脳の仕組みについて面白い(と言っては不謹慎かもしれない)話を聞いたので紹介したい。
袴田さんは50代の主婦。寡黙で大人しく、集まりでも部屋の片隅でずっとうつむいているタイプの人だった。
ところがある日脳出血になり入院。手術などの手当をして、無事退院したのだが、その後性格が一変してしまったのだという。
明るく、多弁で冗談を飛ばす。部屋の片隅どころか真ん中に陣取り、話題を振りまく人に豹変した。
漫画の「美味しんぼ」だったろうか、やはり脳疾患を患った老人が頑固で疑い深い人間になってしまい、家族が憔悴する話があった。(いつものパターンで山岡さんの料理で解決するのだが)それは良くないパターンだが、明るく快活な人になる事もあるのだと驚いた。
彼女は人気者になり、いつも周りに人が集まって来て笑い声が絶えなくなったという。80になった時、別の病気で亡くなったが亡くなるまで明るい人柄が続いたそうだ。

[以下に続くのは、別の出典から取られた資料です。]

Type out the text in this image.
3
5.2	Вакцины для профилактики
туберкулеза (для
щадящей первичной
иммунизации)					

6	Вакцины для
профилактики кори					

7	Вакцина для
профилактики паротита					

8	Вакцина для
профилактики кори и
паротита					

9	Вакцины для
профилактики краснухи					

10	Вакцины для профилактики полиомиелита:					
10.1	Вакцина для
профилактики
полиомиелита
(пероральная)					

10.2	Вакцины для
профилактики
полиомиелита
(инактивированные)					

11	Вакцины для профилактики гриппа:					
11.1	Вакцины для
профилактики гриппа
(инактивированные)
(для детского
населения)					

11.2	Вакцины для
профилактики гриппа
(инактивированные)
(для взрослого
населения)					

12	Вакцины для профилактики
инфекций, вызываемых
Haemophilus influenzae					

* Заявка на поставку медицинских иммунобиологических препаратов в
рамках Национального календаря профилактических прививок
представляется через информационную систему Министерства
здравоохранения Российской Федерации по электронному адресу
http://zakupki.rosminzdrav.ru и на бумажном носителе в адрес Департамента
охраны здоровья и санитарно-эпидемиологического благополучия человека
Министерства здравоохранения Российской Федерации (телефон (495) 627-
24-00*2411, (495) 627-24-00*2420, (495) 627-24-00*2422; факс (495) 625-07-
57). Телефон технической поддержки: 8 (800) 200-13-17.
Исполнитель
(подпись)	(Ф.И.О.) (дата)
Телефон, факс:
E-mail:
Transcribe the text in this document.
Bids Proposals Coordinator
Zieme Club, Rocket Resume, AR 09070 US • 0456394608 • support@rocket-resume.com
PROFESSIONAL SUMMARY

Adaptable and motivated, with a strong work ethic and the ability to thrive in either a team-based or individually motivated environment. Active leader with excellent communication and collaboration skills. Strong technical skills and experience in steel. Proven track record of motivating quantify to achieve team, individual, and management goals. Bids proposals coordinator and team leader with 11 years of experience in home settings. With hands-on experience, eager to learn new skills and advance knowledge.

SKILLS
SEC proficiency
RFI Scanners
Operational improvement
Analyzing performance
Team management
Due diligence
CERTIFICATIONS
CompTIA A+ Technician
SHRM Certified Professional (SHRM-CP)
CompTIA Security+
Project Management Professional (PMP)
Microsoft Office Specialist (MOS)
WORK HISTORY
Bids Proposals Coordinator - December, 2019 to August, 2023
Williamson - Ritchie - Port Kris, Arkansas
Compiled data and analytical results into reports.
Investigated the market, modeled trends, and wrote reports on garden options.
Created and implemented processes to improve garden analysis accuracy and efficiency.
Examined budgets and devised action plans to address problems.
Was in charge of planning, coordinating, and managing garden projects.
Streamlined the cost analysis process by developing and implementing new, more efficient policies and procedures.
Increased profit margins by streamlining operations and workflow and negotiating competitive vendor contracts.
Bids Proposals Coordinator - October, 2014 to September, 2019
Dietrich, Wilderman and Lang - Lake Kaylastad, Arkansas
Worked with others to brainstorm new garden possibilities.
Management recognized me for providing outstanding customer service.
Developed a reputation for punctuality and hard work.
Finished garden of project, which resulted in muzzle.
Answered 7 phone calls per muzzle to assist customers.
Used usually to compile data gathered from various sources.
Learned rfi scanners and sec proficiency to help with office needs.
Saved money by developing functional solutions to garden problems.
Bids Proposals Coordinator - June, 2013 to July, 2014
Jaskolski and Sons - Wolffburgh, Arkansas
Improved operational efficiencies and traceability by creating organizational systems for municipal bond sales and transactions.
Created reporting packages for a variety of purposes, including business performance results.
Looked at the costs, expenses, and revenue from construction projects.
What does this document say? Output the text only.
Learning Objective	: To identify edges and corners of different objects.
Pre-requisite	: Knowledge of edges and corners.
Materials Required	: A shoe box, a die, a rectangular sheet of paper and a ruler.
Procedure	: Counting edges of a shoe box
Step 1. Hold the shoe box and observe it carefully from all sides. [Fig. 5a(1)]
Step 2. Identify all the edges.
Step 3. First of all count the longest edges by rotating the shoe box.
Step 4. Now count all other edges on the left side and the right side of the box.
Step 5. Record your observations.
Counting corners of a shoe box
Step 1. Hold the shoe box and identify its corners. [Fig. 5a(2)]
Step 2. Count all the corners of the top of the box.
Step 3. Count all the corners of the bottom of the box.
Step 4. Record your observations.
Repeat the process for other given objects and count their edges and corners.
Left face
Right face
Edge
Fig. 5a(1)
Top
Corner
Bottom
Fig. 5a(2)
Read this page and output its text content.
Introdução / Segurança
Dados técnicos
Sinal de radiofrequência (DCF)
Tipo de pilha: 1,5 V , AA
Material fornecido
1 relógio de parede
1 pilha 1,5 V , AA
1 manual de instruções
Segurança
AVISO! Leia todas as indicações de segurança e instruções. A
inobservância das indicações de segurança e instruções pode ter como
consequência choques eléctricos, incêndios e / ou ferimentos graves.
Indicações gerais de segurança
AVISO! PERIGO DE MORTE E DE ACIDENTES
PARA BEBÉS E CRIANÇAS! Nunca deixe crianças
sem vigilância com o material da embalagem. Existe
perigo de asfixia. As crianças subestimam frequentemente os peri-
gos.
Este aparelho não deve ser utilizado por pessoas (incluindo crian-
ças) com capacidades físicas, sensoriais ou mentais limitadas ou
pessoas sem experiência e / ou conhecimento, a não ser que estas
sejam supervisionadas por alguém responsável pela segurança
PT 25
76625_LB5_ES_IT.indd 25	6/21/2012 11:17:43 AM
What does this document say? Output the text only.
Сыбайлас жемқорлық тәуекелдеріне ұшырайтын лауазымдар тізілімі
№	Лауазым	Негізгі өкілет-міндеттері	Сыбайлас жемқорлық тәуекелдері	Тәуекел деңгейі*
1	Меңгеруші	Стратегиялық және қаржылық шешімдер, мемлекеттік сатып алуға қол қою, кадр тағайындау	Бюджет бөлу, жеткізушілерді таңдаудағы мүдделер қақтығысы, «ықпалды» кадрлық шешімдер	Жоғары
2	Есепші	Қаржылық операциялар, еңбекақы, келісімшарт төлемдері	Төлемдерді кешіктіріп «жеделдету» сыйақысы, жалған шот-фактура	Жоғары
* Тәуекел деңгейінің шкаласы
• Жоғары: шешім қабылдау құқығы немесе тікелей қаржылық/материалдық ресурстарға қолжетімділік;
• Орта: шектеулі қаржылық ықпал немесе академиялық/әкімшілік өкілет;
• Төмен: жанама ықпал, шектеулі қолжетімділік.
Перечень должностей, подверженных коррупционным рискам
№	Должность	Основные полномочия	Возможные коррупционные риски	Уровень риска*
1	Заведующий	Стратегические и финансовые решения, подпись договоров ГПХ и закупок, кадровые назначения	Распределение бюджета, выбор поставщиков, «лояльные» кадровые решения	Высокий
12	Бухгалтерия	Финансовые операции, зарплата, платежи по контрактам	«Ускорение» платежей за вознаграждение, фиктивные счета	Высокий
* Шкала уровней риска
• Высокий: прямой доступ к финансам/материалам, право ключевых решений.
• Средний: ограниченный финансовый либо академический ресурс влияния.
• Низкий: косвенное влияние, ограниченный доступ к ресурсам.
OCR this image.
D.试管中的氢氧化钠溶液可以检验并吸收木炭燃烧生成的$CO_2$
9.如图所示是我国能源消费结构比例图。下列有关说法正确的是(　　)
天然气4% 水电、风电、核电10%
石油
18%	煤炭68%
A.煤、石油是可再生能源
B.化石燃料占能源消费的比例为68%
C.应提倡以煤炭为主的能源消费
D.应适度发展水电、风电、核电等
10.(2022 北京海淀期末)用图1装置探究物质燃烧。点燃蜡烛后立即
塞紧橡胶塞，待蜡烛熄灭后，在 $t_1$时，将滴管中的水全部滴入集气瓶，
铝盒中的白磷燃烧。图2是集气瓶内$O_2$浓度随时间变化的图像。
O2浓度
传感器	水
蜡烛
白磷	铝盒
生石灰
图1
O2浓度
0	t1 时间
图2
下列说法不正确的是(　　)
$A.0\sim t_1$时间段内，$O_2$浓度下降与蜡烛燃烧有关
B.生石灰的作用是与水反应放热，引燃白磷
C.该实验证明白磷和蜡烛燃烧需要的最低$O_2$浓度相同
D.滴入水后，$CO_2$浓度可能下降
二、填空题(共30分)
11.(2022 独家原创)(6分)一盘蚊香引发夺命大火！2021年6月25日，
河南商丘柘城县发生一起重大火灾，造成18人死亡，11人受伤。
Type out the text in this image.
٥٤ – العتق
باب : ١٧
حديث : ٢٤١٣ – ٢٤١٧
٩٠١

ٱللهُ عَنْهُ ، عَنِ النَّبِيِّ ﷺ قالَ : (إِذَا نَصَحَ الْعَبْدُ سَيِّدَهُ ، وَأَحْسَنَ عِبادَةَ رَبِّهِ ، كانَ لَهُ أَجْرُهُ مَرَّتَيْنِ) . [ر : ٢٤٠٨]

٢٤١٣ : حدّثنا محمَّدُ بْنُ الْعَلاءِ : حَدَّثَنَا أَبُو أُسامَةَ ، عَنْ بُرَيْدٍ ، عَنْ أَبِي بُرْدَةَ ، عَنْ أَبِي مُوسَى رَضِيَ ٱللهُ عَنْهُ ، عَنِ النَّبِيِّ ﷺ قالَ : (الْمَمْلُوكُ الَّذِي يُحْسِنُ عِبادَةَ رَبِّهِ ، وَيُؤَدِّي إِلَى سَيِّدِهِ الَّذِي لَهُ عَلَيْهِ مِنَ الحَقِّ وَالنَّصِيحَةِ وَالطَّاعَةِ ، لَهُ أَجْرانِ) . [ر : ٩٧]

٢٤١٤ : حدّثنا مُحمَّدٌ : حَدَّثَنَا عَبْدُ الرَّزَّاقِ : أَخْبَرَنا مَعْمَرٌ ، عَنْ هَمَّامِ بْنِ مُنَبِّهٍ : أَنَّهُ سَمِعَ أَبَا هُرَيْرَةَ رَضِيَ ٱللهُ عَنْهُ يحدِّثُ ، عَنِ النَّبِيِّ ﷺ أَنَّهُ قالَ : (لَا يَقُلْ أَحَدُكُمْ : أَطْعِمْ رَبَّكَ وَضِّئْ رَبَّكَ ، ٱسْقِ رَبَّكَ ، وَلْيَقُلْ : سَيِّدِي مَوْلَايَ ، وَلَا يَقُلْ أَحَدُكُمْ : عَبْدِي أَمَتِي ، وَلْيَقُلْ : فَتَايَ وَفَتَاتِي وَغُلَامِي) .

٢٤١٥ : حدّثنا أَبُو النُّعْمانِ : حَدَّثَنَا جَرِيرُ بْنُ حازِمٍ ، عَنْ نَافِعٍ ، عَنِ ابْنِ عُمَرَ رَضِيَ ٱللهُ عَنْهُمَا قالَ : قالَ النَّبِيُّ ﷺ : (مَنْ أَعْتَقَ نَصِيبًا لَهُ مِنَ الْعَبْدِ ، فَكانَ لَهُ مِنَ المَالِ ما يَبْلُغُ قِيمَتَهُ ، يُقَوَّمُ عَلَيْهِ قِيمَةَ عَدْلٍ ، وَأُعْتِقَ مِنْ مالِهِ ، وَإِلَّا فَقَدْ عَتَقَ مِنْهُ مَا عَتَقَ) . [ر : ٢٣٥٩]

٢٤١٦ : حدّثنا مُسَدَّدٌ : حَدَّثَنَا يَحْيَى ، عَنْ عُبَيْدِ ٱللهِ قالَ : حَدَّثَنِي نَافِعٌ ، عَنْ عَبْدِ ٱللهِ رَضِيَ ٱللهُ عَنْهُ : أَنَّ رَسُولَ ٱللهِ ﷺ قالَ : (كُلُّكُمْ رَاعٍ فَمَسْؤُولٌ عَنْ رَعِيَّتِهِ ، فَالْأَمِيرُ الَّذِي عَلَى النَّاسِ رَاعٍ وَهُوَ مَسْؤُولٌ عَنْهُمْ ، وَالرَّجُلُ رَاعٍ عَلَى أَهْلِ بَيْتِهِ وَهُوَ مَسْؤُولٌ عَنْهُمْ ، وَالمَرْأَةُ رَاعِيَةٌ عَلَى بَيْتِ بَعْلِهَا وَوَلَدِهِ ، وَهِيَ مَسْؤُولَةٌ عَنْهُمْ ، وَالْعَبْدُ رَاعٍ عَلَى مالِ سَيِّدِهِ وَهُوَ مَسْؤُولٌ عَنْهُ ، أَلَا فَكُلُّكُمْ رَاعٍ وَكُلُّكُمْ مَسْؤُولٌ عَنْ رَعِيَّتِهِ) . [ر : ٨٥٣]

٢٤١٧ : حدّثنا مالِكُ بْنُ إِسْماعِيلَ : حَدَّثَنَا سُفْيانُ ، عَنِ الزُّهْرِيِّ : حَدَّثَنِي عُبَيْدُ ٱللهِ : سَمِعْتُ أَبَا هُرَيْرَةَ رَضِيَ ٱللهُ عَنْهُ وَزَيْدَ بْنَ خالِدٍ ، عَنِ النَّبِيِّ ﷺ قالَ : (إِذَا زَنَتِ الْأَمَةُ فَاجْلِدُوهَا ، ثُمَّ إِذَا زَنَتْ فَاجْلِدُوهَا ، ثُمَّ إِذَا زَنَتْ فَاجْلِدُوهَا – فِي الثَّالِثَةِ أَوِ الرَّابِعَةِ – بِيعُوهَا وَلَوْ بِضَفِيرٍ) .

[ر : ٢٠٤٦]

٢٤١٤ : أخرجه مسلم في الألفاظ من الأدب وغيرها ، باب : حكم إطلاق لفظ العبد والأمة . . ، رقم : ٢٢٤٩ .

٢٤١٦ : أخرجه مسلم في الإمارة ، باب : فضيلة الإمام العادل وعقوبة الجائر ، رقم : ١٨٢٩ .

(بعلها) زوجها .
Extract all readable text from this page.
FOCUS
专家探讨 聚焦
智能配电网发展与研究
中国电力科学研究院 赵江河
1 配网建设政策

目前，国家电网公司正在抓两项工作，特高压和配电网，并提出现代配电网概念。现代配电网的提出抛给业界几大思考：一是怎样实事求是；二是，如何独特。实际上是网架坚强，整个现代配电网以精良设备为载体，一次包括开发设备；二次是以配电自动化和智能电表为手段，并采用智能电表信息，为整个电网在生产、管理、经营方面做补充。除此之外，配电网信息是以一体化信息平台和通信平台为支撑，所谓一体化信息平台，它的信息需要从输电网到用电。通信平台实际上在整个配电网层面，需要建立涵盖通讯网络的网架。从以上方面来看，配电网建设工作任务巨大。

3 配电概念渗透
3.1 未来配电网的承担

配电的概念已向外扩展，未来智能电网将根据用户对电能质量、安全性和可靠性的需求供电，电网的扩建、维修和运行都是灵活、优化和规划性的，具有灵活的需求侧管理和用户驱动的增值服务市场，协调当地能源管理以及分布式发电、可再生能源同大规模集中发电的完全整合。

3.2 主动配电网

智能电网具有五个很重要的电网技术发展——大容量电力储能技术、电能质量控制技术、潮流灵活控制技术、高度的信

出血や手術という要因が加わった事で50年間続いた性格ががらっと変わり、死ぬまで続くとは。脳の仕組みは本当に不可思議だ。何となく精神疾患や、脳疾患はネガティブな印象が強い。暗くなる、落ち込む、引きこもる、悩む。袴田さんのように明朗快活な人間になるのなら、悪くない。元々袴田さんの中にそういう要素があって、病気をきっかけに引き出されたのか。
人間は簡単には変われない。だから宗教に救いを求めたり、哲学書を読んだり、自己啓発に走ったりするのだがいとも簡単に文字通り「人が変わった」一例である。